Аким Шан-Гирей, который приехал еще в начале 1834 года из Москвы, чтобы поступить в Петербургское артиллерийское училище, и жил в доме у Елизаветы Алексеевны, с таинственным видом вошел в комнату Лермонтова.
Он утром вернулся из Москвы, куда ездил на несколько дней, и еще не успел поговорить с Мишелем наедине.
— Мишель, я должен тебе кое-что передать, — сказал он.
— Я тебя слушаю, — отозвался Лермонтов.
— Перед отъездом я был у Лопухиных и видел Вареньку.
— Да?
— Да, Мишель. И, прощаясь со мной, она просила меня передать тебе, что осталась все той же и что она счастлива. Но когда она протянула мне руку, в глазах ее стояли слезы. Она сказала мне: «Передай ему мой привет!» — и была так трогательна в эту минуту!
— Неужели?
— Мишель, что с тобой? Ты так равнодушно, так холодно отнесся к ее привету?!

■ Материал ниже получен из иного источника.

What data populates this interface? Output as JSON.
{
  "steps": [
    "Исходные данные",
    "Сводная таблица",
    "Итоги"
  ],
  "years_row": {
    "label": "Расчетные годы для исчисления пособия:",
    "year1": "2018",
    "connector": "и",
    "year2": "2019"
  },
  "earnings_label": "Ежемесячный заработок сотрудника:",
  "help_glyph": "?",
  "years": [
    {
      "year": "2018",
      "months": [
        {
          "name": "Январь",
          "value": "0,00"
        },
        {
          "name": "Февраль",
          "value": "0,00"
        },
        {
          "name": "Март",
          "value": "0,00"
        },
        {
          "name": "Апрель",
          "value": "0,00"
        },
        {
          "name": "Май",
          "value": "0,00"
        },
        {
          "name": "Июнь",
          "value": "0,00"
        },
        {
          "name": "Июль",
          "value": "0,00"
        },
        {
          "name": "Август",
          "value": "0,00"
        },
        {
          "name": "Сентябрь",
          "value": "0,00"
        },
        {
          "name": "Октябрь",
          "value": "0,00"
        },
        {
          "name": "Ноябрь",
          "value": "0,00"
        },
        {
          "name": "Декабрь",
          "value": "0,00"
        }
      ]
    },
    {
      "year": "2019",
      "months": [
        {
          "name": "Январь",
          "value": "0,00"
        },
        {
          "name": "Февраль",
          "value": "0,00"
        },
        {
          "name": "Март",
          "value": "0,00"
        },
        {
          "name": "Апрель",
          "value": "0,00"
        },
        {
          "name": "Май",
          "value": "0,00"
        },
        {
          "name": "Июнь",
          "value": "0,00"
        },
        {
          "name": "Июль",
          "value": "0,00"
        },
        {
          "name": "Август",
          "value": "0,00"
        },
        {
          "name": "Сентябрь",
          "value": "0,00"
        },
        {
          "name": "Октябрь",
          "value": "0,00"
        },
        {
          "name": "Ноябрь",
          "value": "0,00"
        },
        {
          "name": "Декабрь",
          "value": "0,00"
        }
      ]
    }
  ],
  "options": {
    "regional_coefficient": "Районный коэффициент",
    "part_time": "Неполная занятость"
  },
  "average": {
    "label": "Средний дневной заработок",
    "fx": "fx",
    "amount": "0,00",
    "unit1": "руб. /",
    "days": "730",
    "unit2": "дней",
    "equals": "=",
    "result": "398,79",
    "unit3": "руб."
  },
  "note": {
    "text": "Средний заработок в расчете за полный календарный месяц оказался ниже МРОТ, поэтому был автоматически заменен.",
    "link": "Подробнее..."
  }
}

— Какое ты дитя! Ты еще ничего не понимаешь, Аким! Право, я очень тронут. Но у меня завтра последний экзамен, и голова моя полна фортификацией. А ты знаешь, что это такое?
— Я знаю, — с сердцем ответил Шан-Гирей, — что ты не стоишь мизинца Вареньки! Вот что я знаю!..
Он быстро вышел из комнаты своего кузена, который, оставшись один, долго ходил из угла в угол, совсем забыв про фортификацию.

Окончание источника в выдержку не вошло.